Wednesday, May 27, 2009
Candy Demon Progression
My friend Errol asked me how I went about the last painting, and after flubbing it trying to explain it entirely in words over the phone, I thought I'd put together this.
The process I took is a weird combination of Ryan Church and traditional oil painting, apparently. So I'll try my best to explain it clearly:
The brushes I used for it weren't any special, custom brushes (except for a minor one!) With the lineart opened in Painter, a new layer was created, set to 'gel'. From there, I started to lay in monochromatic washes with the broad water brush (found in digital watercolor), making sure that whenever it couldn't get any darker, I'd dry the layer, drop it, then make a new one to keep going until I got the right range of values I was looking for. This process was repeated probably 3, maybe 4 times in total.
Once that was done, a new layer was made, set to colorize. Here, I took the scratchboard tool (found in pens), and set the opacity to something like 15-20%. This when you can experiment with different color schemes and see what work in terms of temperatures and hues. Since this was the first one I tried this way, I used really saturated colors to make sure the colors came through, since the colorize layer is treated like a glaze almost.
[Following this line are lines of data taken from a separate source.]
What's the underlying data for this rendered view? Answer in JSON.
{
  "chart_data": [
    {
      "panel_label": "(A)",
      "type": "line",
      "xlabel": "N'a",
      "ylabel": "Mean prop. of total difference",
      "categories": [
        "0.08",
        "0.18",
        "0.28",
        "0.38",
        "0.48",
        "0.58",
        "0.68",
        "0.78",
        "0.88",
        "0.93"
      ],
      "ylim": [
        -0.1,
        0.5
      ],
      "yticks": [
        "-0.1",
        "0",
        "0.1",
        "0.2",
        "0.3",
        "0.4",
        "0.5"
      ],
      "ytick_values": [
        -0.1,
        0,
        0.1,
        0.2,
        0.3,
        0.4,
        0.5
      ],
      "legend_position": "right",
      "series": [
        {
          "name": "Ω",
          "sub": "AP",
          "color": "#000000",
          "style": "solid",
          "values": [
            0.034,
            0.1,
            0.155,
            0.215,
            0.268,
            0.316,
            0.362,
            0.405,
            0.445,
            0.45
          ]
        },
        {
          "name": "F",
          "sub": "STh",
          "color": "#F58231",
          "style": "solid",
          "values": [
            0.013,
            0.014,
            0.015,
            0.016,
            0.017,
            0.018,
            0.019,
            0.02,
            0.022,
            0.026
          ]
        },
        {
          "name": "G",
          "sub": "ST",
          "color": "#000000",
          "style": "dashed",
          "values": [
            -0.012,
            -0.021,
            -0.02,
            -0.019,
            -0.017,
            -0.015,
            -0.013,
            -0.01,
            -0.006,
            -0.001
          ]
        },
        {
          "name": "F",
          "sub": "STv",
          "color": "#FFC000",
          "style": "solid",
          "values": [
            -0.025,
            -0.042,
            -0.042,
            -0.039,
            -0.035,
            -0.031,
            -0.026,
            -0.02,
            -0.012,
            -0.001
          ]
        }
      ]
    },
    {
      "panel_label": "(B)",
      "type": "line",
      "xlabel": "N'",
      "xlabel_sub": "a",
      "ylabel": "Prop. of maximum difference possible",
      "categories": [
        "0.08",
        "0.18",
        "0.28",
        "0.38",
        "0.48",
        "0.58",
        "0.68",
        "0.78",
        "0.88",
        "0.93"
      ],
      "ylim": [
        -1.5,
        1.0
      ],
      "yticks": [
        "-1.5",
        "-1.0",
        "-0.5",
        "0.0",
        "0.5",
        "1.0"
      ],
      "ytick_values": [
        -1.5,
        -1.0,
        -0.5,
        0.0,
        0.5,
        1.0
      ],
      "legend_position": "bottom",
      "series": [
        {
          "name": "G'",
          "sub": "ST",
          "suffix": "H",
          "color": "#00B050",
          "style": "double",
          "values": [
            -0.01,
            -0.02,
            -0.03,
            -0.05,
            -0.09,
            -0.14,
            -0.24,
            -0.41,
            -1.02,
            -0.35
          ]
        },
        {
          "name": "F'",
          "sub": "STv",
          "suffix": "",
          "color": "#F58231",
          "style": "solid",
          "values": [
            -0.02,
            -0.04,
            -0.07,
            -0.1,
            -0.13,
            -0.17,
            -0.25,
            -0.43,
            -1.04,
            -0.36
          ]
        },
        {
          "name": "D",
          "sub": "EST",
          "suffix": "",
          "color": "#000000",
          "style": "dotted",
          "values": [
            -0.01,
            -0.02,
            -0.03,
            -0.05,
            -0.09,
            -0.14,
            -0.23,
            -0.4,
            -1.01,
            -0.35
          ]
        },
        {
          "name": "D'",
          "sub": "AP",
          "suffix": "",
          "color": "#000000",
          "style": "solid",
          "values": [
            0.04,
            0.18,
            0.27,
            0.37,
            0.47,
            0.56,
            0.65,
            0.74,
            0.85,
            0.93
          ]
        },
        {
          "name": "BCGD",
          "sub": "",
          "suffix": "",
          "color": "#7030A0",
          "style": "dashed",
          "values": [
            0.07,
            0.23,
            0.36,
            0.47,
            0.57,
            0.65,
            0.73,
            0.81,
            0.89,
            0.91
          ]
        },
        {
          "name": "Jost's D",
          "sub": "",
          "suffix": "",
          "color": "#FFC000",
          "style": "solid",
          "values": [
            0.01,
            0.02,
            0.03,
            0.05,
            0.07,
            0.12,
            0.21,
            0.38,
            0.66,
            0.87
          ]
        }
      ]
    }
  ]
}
After this, I only used four tools from here on out: an Eraser (I sometimes used a scratchboard variant that I turned into an eraser, but it's usually too hard of an edge at this point,) scratchboard tool (this time with opacity at 90-100%,) Artist's Oils Drybrush, and Artist's Oils Blending Brush. The Drybrush was the most used tool, and most of the gruntwork was done with that. The scratchboard tool was only used for small details, like making the teeth, refining some edges, and doing the swirls on the tusks and claws. The Blending brush didn't come in until way towards the end, when I need to smooth out value transitions in some areas and clean up the roughness of it all. At some point early on, I used the water rake (found in blenders) to smooth stuff out and also start to get the feel of fur going on, but it was the only time I had used it, and I probably could have skipped it altogether if I just kept blending and refining with the tools above.
Once it was finished up and posted on here, I thought it might have looked a little too even in values, so I took it into Photoshop and punched up the values using Curves.
Well, I think that answers all of that! Hope it wasn't too confusing, Errol!